Thousands of people on ART are only receiving weekly supplies instead of monthly supplies and many who cannot cope with this inconvenience are missing their doses. The prevention of parent-to-child HIV transmission has been shaken by frequent unavailability of Nevirapine syrup in many centres.
The reasons for stock-outs in the national programme are numerous, such as bad forecasting due to inadequate information technology (IT) infrastructure, delayed payments and procurements and agreement renewal with the logistical supporter (Rites Ltd), cancellation of tenders and tardy approval of contracts.
The bureaucratic delays in awarding contracts for procurement in the ministry of health add to the trouble.
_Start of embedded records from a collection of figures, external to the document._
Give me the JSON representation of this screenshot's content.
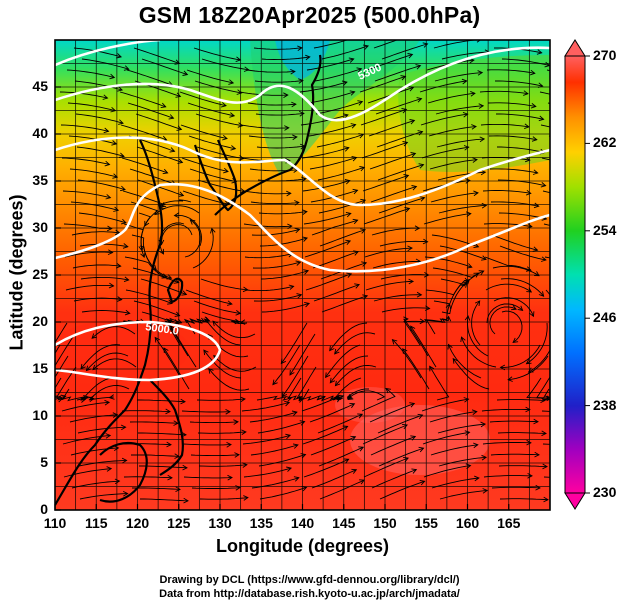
{
  "title": "GSM 18Z20Apr2025 (500.0hPa)",
  "xaxis": {
    "label": "Longitude (degrees)",
    "range": [
      110,
      170
    ],
    "ticks": [
      "110",
      "115",
      "120",
      "125",
      "130",
      "135",
      "140",
      "145",
      "150",
      "155",
      "160",
      "165"
    ]
  },
  "yaxis": {
    "label": "Latitude  (degrees)",
    "range": [
      0,
      50
    ],
    "ticks": [
      "0",
      "5",
      "10",
      "15",
      "20",
      "25",
      "30",
      "35",
      "40",
      "45"
    ]
  },
  "colorbar": {
    "min": 230,
    "max": 270,
    "ticks": [
      "270",
      "262",
      "254",
      "246",
      "238",
      "230"
    ],
    "colors": [
      "#ff0080",
      "#a000c0",
      "#2020d0",
      "#0070ff",
      "#00b0ff",
      "#00e0c0",
      "#20d020",
      "#a0e000",
      "#ffd000",
      "#ff8000",
      "#ff2000",
      "#ff5050"
    ]
  },
  "contour_labels": [
    {
      "text": "5000.0"
    },
    {
      "text": "5300"
    }
  ],
  "credits": {
    "line1": "Drawing by DCL (https://www.gfd-dennou.org/library/dcl/)",
    "line2": "Data from http://database.rish.kyoto-u.ac.jp/arch/jmadata/"
  },
  "map": {
    "region": "Western North Pacific / East Asia",
    "field": "500hPa temperature with streamlines and geopotential height contours"
  }
}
Unlike many developed countries, in India healthcare in general does not get its due, garnering a national investment of only 2% of gross domestic product (GDP). Most state governments have poor drug procurement and distribution systems, which need to be strengthened. This is in part due to the inadequate funding for these systems.
There have been recent instructions to state AIDS control societies in India to cut down on their expenditures. Clearly, fighting AIDS is no longer a priority for the government. The prevailing opinion is that there are more successful programmes and chronic diseases that the funds should be diverted to, but what about those who have already been identified and those that have already been put on treatment?
How does the fund crunch affect them? Will the lack of funds to procure essential medicines not affect availability of stocks for them in view of the recent stock-outs? Will we not create a greater public health hazard by allowing development of resistant strains of the virus due to the rampant non-adherence in the absence of drugs?
There needs to be a renewed vision in HIV/AIDS advocacy. The communities need to come together while keeping the internal conflicts at bay, and speak up against the deprioritization of HIV/AIDS. The PLHA (People Living with HIV/AIDS) community in India needs to understand that they are being divided and ruled and their voices are thus silenced. If HIV activism in India is not reignited now by the voice of community members and organizations, their own sustenance will be put at risk in the near future.
The author heads global HIV advocacy group AIDS Healthcare Foundation.